Arumi mengingat sesuatu "Aku yakin jika kopi Pak Davin dimasukkan obat kuat"
"Obat kuat?" Davin terkejut, selama ini ia hanya pernah mendengar dari teman, belum pernah tahu bentuk obat itu seperti apa, apalagi mengkonsumsi.
"Ya" Arumi mengangguk, ia tahu dari ciri-ciri yang Davin ceritakan. Apalagi obat kuat tersebut dicampur dengan kopi, bisa berbahaya jika kondisi tubuh tidak kuat.
"Tunggu-tunggu! Kenapa kamu paham sekali dengan obat itu, jangan-jangan kamu sudah..."
Plak!
"Sudah apa?" Arumi menggeplak tangan Davin, ia kesal karena Davin seolah menuduhnya yang tidak-tidak.
"Shory, terus darimana kamu tahu tentang obat kuat" Davin sebenarnya percaya pada Arumi jika ia wanita alim, tetapi mengapa bisa tahu tentang obat kuat pria, padahal Davin sendiri pun tidak tahu.
"Ya belajar lah, aku kan kuliah jurusan farmasi" Arumi menjelaskan.
"Oh..." Davin terkekeh.
"Kita kembali lagi ke masalah awal, siapa yang mencampur obat itu ke kopi Pak Davin.

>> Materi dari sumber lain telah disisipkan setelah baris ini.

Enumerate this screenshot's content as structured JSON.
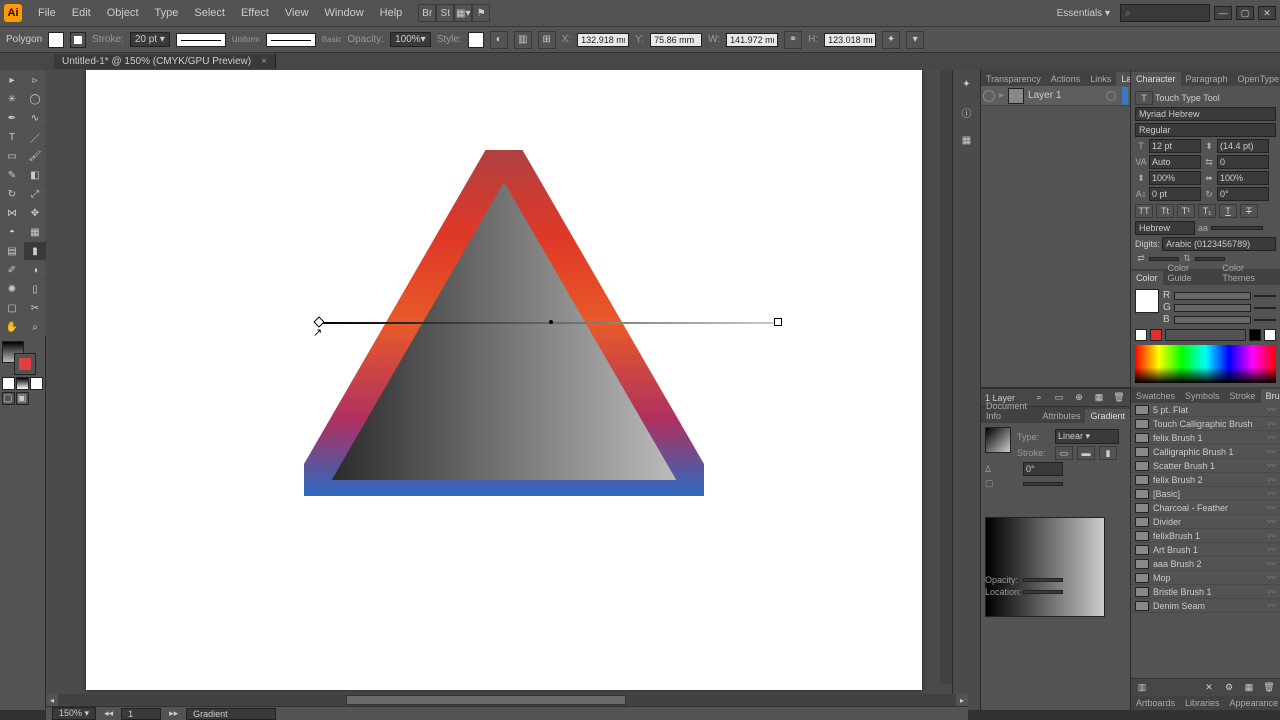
{
  "menubar": {
    "items": [
      "File",
      "Edit",
      "Object",
      "Type",
      "Select",
      "Effect",
      "View",
      "Window",
      "Help"
    ],
    "workspace": "Essentials"
  },
  "controlbar": {
    "shape_label": "Polygon",
    "stroke_label": "Stroke:",
    "stroke_weight": "20 pt",
    "stroke_profile": "Uniform",
    "brush_profile": "Basic",
    "opacity_label": "Opacity:",
    "opacity_value": "100%",
    "style_label": "Style:",
    "x_label": "X:",
    "x_value": "132.918 mm",
    "y_label": "Y:",
    "y_value": "75.86 mm",
    "w_label": "W:",
    "w_value": "141.972 mm",
    "h_label": "H:",
    "h_value": "123.018 mm"
  },
  "doc_tab": {
    "title": "Untitled-1* @ 150% (CMYK/GPU Preview)"
  },
  "status": {
    "zoom": "150%",
    "artboard_nav": "1",
    "tool_name": "Gradient"
  },
  "layers_panel": {
    "tabs": [
      "Transparency",
      "Actions",
      "Links",
      "Layers"
    ],
    "active_tab": 3,
    "rows": [
      {
        "name": "Layer 1"
      }
    ],
    "footer_label": "1 Layer"
  },
  "gradient_panel": {
    "tabs": [
      "Document Info",
      "Attributes",
      "Gradient"
    ],
    "active_tab": 2,
    "type_label": "Type:",
    "type_value": "Linear",
    "stroke_label": "Stroke:",
    "angle_label": "Δ",
    "angle_value": "0°",
    "opacity_label": "Opacity:",
    "opacity_value": "",
    "location_label": "Location:",
    "location_value": ""
  },
  "character_panel": {
    "tabs": [
      "Character",
      "Paragraph",
      "OpenType"
    ],
    "active_tab": 0,
    "tool_hint": "Touch Type Tool",
    "font_family": "Myriad Hebrew",
    "font_style": "Regular",
    "size": "12 pt",
    "leading": "(14.4 pt)",
    "vkern": "Auto",
    "tracking": "0",
    "vscale": "100%",
    "hscale": "100%",
    "baseline": "0 pt",
    "rotation": "0°",
    "language": "Hebrew",
    "digits_label": "Digits:",
    "digits_value": "Arabic (0123456789)"
  },
  "color_panel": {
    "tabs": [
      "Color",
      "Color Guide",
      "Color Themes"
    ],
    "active_tab": 0,
    "channels": [
      "R",
      "G",
      "B"
    ]
  },
  "brushes_panel": {
    "tabs": [
      "Swatches",
      "Symbols",
      "Stroke",
      "Brushes"
    ],
    "active_tab": 3,
    "items": [
      "5 pt. Flat",
      "Touch Calligraphic Brush",
      "felix Brush 1",
      "Calligraphic Brush 1",
      "Scatter Brush 1",
      "felix Brush 2",
      "[Basic]",
      "Charcoal - Feather",
      "Divider",
      "felixBrush 1",
      "Art Brush 1",
      "aaa Brush 2",
      "Mop",
      "Bristle Brush 1",
      "Denim Seam"
    ]
  },
  "bottom_tabs": {
    "tabs": [
      "Artboards",
      "Libraries",
      "Appearance"
    ]
  }
}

Aku yakin jika bukan Yanti pelakunya" Arumi serius membahas ini agar suaminya tidak salah tuduh.
"Terus siapa dong" Davin mencurigai Yanti karena ia yang membuat kopi.
"Mas nggak curiga sama Malika" Arumi bukannya mau buruk sangka, tetapi bisa saja ia pelakunya. Mengingat Malika terosepsi ingin merebut Davin darinya.
Davin menatap Rumi, ia sebenarnya tidak percaya jika sepupunya itu mampu melakukan itu, tetapi mengapa tadi malam Malika memang mencurigakan.
"Sekarang sebaiknya Pak Davin selidiki dulu, jangan apa-apa asal marah, membentak, menuduh, kasihan kan Yanti sampai ketakutan begitu" Arumi akhirnya ngomel-ngomel ingat kelakuan Davin ketika Arumi masih bekerja di kantor Davin.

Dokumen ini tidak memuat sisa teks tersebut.